The chief executive of T-Mobile US Inc. apologized to customers for a security breach that has exposed personal data from more than 50 million people and said the wireless company was working to strengthen its cyber defenses.

The Bellevue, Wash., company on Friday said it struck long-term partnerships with cybersecurity firm Mandiant and consulting firm KPMG LLG after the hack of its systems that exposed millions of Social Security numbers, birth dates and other data.

“We didn’t live up to the expectations we have for ourselves to protect our customers,” CEO Mike Sievert wrote in a public letter. “Knowing that we failed to prevent this exposure is one of the hardest parts of this event.”

John Binns, a 21-year-old American who moved to Turkey a few years ago, told The Wall Street Journal he was behind the security breach. He said the company’s lax security eased his path into a cache of T-Mobile records. “Their security is awful,” Mr. Binns told the Journal.

It wasn’t immediately clear whether Mr. Binns worked alone or with help. T-Mobile said Friday the attacker first pierced the company’s testing environments before gaining access to other systems through brute-force attacks and other methods.

The breach is the third major customer-data leak that T-Mobile has disclosed in the past two years.

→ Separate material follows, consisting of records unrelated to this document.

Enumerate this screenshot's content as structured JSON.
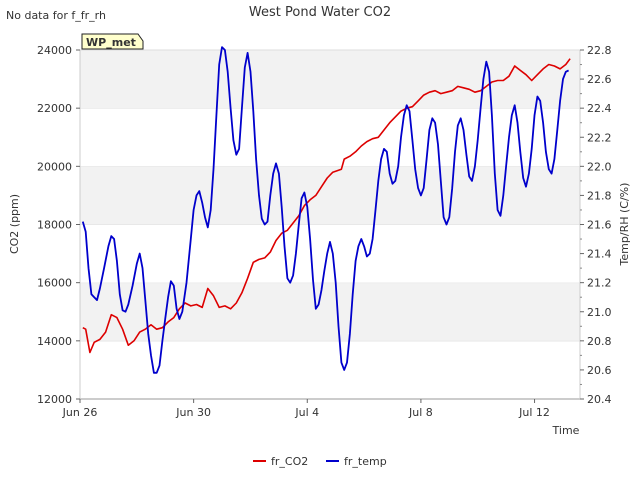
{
  "chart_data": {
    "type": "line",
    "title": "West Pond Water CO2",
    "corner_note": "No data for f_fr_rh",
    "site_badge": "WP_met",
    "xlabel": "Time",
    "ylabel_left": "CO2 (ppm)",
    "ylabel_right": "Temp/RH (C/%)",
    "x_ticks": [
      {
        "day": 0,
        "label": "Jun 26"
      },
      {
        "day": 4,
        "label": "Jun 30"
      },
      {
        "day": 8,
        "label": "Jul 4"
      },
      {
        "day": 12,
        "label": "Jul 8"
      },
      {
        "day": 16,
        "label": "Jul 12"
      }
    ],
    "xlim_day": [
      0,
      17.6
    ],
    "ylim_left": [
      12000,
      24000
    ],
    "yticks_left": [
      "12000",
      "14000",
      "16000",
      "18000",
      "20000",
      "22000",
      "24000"
    ],
    "ylim_right": [
      20.4,
      22.8
    ],
    "yticks_right": [
      "20.4",
      "20.6",
      "20.8",
      "21.0",
      "21.2",
      "21.4",
      "21.6",
      "21.8",
      "22.0",
      "22.2",
      "22.4",
      "22.6",
      "22.8"
    ],
    "grid": true,
    "legend": "bottom-center",
    "series": [
      {
        "name": "fr_CO2",
        "axis": "left",
        "color": "#dd0000",
        "points": [
          [
            0.1,
            14450
          ],
          [
            0.2,
            14400
          ],
          [
            0.35,
            13600
          ],
          [
            0.5,
            13950
          ],
          [
            0.7,
            14050
          ],
          [
            0.9,
            14300
          ],
          [
            1.1,
            14900
          ],
          [
            1.3,
            14800
          ],
          [
            1.5,
            14400
          ],
          [
            1.7,
            13850
          ],
          [
            1.9,
            14000
          ],
          [
            2.1,
            14300
          ],
          [
            2.3,
            14400
          ],
          [
            2.5,
            14550
          ],
          [
            2.7,
            14400
          ],
          [
            2.9,
            14450
          ],
          [
            3.1,
            14650
          ],
          [
            3.3,
            14800
          ],
          [
            3.5,
            15100
          ],
          [
            3.7,
            15300
          ],
          [
            3.9,
            15200
          ],
          [
            4.1,
            15250
          ],
          [
            4.3,
            15150
          ],
          [
            4.5,
            15800
          ],
          [
            4.7,
            15550
          ],
          [
            4.9,
            15150
          ],
          [
            5.1,
            15200
          ],
          [
            5.3,
            15100
          ],
          [
            5.5,
            15300
          ],
          [
            5.7,
            15650
          ],
          [
            5.9,
            16150
          ],
          [
            6.1,
            16700
          ],
          [
            6.3,
            16800
          ],
          [
            6.5,
            16850
          ],
          [
            6.7,
            17050
          ],
          [
            6.9,
            17450
          ],
          [
            7.1,
            17700
          ],
          [
            7.3,
            17800
          ],
          [
            7.5,
            18050
          ],
          [
            7.7,
            18300
          ],
          [
            7.9,
            18650
          ],
          [
            8.1,
            18850
          ],
          [
            8.3,
            19000
          ],
          [
            8.5,
            19300
          ],
          [
            8.7,
            19600
          ],
          [
            8.9,
            19800
          ],
          [
            9.2,
            19900
          ],
          [
            9.3,
            20250
          ],
          [
            9.5,
            20350
          ],
          [
            9.7,
            20500
          ],
          [
            9.9,
            20700
          ],
          [
            10.1,
            20850
          ],
          [
            10.3,
            20950
          ],
          [
            10.5,
            21000
          ],
          [
            10.7,
            21250
          ],
          [
            10.9,
            21500
          ],
          [
            11.1,
            21700
          ],
          [
            11.3,
            21900
          ],
          [
            11.5,
            22000
          ],
          [
            11.7,
            22050
          ],
          [
            11.9,
            22250
          ],
          [
            12.1,
            22450
          ],
          [
            12.3,
            22550
          ],
          [
            12.5,
            22600
          ],
          [
            12.7,
            22500
          ],
          [
            12.9,
            22550
          ],
          [
            13.1,
            22600
          ],
          [
            13.3,
            22750
          ],
          [
            13.5,
            22700
          ],
          [
            13.7,
            22650
          ],
          [
            13.9,
            22550
          ],
          [
            14.1,
            22600
          ],
          [
            14.3,
            22750
          ],
          [
            14.5,
            22900
          ],
          [
            14.7,
            22950
          ],
          [
            14.9,
            22950
          ],
          [
            15.1,
            23100
          ],
          [
            15.3,
            23450
          ],
          [
            15.5,
            23300
          ],
          [
            15.7,
            23150
          ],
          [
            15.9,
            22950
          ],
          [
            16.1,
            23150
          ],
          [
            16.3,
            23350
          ],
          [
            16.5,
            23500
          ],
          [
            16.7,
            23450
          ],
          [
            16.9,
            23350
          ],
          [
            17.1,
            23500
          ],
          [
            17.25,
            23700
          ]
        ]
      },
      {
        "name": "fr_temp",
        "axis": "right",
        "color": "#0000cc",
        "points": [
          [
            0.1,
            21.62
          ],
          [
            0.2,
            21.55
          ],
          [
            0.3,
            21.3
          ],
          [
            0.4,
            21.12
          ],
          [
            0.5,
            21.1
          ],
          [
            0.6,
            21.08
          ],
          [
            0.7,
            21.16
          ],
          [
            0.85,
            21.3
          ],
          [
            1.0,
            21.45
          ],
          [
            1.1,
            21.52
          ],
          [
            1.2,
            21.5
          ],
          [
            1.3,
            21.35
          ],
          [
            1.4,
            21.12
          ],
          [
            1.5,
            21.01
          ],
          [
            1.6,
            21.0
          ],
          [
            1.7,
            21.05
          ],
          [
            1.85,
            21.18
          ],
          [
            2.0,
            21.33
          ],
          [
            2.1,
            21.4
          ],
          [
            2.2,
            21.3
          ],
          [
            2.3,
            21.08
          ],
          [
            2.4,
            20.85
          ],
          [
            2.5,
            20.7
          ],
          [
            2.6,
            20.58
          ],
          [
            2.7,
            20.58
          ],
          [
            2.8,
            20.63
          ],
          [
            2.9,
            20.8
          ],
          [
            3.0,
            20.95
          ],
          [
            3.1,
            21.1
          ],
          [
            3.2,
            21.21
          ],
          [
            3.3,
            21.18
          ],
          [
            3.4,
            21.02
          ],
          [
            3.5,
            20.95
          ],
          [
            3.6,
            21.0
          ],
          [
            3.75,
            21.2
          ],
          [
            3.9,
            21.5
          ],
          [
            4.0,
            21.7
          ],
          [
            4.1,
            21.8
          ],
          [
            4.2,
            21.83
          ],
          [
            4.3,
            21.75
          ],
          [
            4.4,
            21.65
          ],
          [
            4.5,
            21.58
          ],
          [
            4.6,
            21.7
          ],
          [
            4.7,
            21.98
          ],
          [
            4.8,
            22.35
          ],
          [
            4.9,
            22.7
          ],
          [
            5.0,
            22.82
          ],
          [
            5.1,
            22.8
          ],
          [
            5.2,
            22.65
          ],
          [
            5.3,
            22.4
          ],
          [
            5.4,
            22.18
          ],
          [
            5.5,
            22.08
          ],
          [
            5.6,
            22.12
          ],
          [
            5.7,
            22.4
          ],
          [
            5.8,
            22.68
          ],
          [
            5.9,
            22.78
          ],
          [
            6.0,
            22.65
          ],
          [
            6.1,
            22.38
          ],
          [
            6.2,
            22.05
          ],
          [
            6.3,
            21.8
          ],
          [
            6.4,
            21.64
          ],
          [
            6.5,
            21.6
          ],
          [
            6.6,
            21.62
          ],
          [
            6.7,
            21.8
          ],
          [
            6.8,
            21.95
          ],
          [
            6.9,
            22.02
          ],
          [
            7.0,
            21.95
          ],
          [
            7.1,
            21.72
          ],
          [
            7.2,
            21.45
          ],
          [
            7.3,
            21.23
          ],
          [
            7.4,
            21.2
          ],
          [
            7.5,
            21.25
          ],
          [
            7.6,
            21.4
          ],
          [
            7.7,
            21.6
          ],
          [
            7.8,
            21.78
          ],
          [
            7.9,
            21.82
          ],
          [
            8.0,
            21.72
          ],
          [
            8.1,
            21.5
          ],
          [
            8.2,
            21.22
          ],
          [
            8.3,
            21.02
          ],
          [
            8.4,
            21.05
          ],
          [
            8.5,
            21.15
          ],
          [
            8.6,
            21.28
          ],
          [
            8.7,
            21.4
          ],
          [
            8.8,
            21.48
          ],
          [
            8.9,
            21.4
          ],
          [
            9.0,
            21.2
          ],
          [
            9.1,
            20.9
          ],
          [
            9.2,
            20.65
          ],
          [
            9.3,
            20.6
          ],
          [
            9.4,
            20.65
          ],
          [
            9.5,
            20.85
          ],
          [
            9.6,
            21.12
          ],
          [
            9.7,
            21.35
          ],
          [
            9.8,
            21.45
          ],
          [
            9.9,
            21.5
          ],
          [
            10.0,
            21.45
          ],
          [
            10.1,
            21.38
          ],
          [
            10.2,
            21.4
          ],
          [
            10.3,
            21.5
          ],
          [
            10.4,
            21.7
          ],
          [
            10.5,
            21.9
          ],
          [
            10.6,
            22.05
          ],
          [
            10.7,
            22.12
          ],
          [
            10.8,
            22.1
          ],
          [
            10.9,
            21.95
          ],
          [
            11.0,
            21.88
          ],
          [
            11.1,
            21.9
          ],
          [
            11.2,
            22.0
          ],
          [
            11.3,
            22.2
          ],
          [
            11.4,
            22.35
          ],
          [
            11.5,
            22.42
          ],
          [
            11.6,
            22.38
          ],
          [
            11.7,
            22.18
          ],
          [
            11.8,
            21.98
          ],
          [
            11.9,
            21.85
          ],
          [
            12.0,
            21.8
          ],
          [
            12.1,
            21.85
          ],
          [
            12.2,
            22.05
          ],
          [
            12.3,
            22.25
          ],
          [
            12.4,
            22.33
          ],
          [
            12.5,
            22.3
          ],
          [
            12.6,
            22.15
          ],
          [
            12.7,
            21.9
          ],
          [
            12.8,
            21.65
          ],
          [
            12.9,
            21.6
          ],
          [
            13.0,
            21.65
          ],
          [
            13.1,
            21.85
          ],
          [
            13.2,
            22.1
          ],
          [
            13.3,
            22.28
          ],
          [
            13.4,
            22.33
          ],
          [
            13.5,
            22.25
          ],
          [
            13.6,
            22.08
          ],
          [
            13.7,
            21.93
          ],
          [
            13.8,
            21.9
          ],
          [
            13.9,
            22.0
          ],
          [
            14.0,
            22.18
          ],
          [
            14.1,
            22.4
          ],
          [
            14.2,
            22.6
          ],
          [
            14.3,
            22.72
          ],
          [
            14.4,
            22.65
          ],
          [
            14.5,
            22.35
          ],
          [
            14.6,
            21.95
          ],
          [
            14.7,
            21.7
          ],
          [
            14.8,
            21.66
          ],
          [
            14.9,
            21.8
          ],
          [
            15.0,
            22.0
          ],
          [
            15.1,
            22.2
          ],
          [
            15.2,
            22.35
          ],
          [
            15.3,
            22.42
          ],
          [
            15.4,
            22.3
          ],
          [
            15.5,
            22.1
          ],
          [
            15.6,
            21.92
          ],
          [
            15.7,
            21.86
          ],
          [
            15.8,
            21.95
          ],
          [
            15.9,
            22.12
          ],
          [
            16.0,
            22.35
          ],
          [
            16.1,
            22.48
          ],
          [
            16.2,
            22.45
          ],
          [
            16.3,
            22.3
          ],
          [
            16.4,
            22.1
          ],
          [
            16.5,
            21.98
          ],
          [
            16.6,
            21.95
          ],
          [
            16.7,
            22.05
          ],
          [
            16.8,
            22.25
          ],
          [
            16.9,
            22.45
          ],
          [
            17.0,
            22.6
          ],
          [
            17.1,
            22.65
          ],
          [
            17.2,
            22.66
          ]
        ]
      }
    ]
  }
}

The company is the second-largest U.S. mobile carrier with roughly 90 million cellphones connecting to its networks.

The Seattle office of the Federal Bureau of Investigation is investigating the incident, the Journal reported. Mr. Sievert said T-Mobile is cooperating with law enforcement on a criminal investigation.

Mr. Sievert, who joined T-Mobile in 2013, took over as the company’s CEO in 2020 from longtime boss John Legere. The handoff happened just as the carrier was closing the takeover of its rival, Sprint Corp., forming a bigger nationwide carrier to compete with peers AT&T Inc. and Verizon Communications Inc.

“We know we need additional expertise to take our cybersecurity efforts to the next level—and we’ve brought in the help,” Mr. Sievert wrote in Friday’s letter.

He said T-Mobile hired Mandiant to conduct a forensic investigation since it learned about the incident. KPMG’s cybersecurity team will review T-Mobile’s security policies and performance measurement, Mr. Sievert said.

“To say we are disappointed and frustrated that this happened is an understatement,” Mr. Sievert said. He added that the company is confident that it has closed the security hole the hacker accessed and that there isn’t an ongoing risk to customer data from the hack.

The company has notified nearly all current T-Mobile customers or primary account holders who had their data compromised, Mr. Sievert said. Among other measures, the company is offering two years of free identity-protection services with McAfee’s ID theft protection to those who might have been affected by the breach, he said.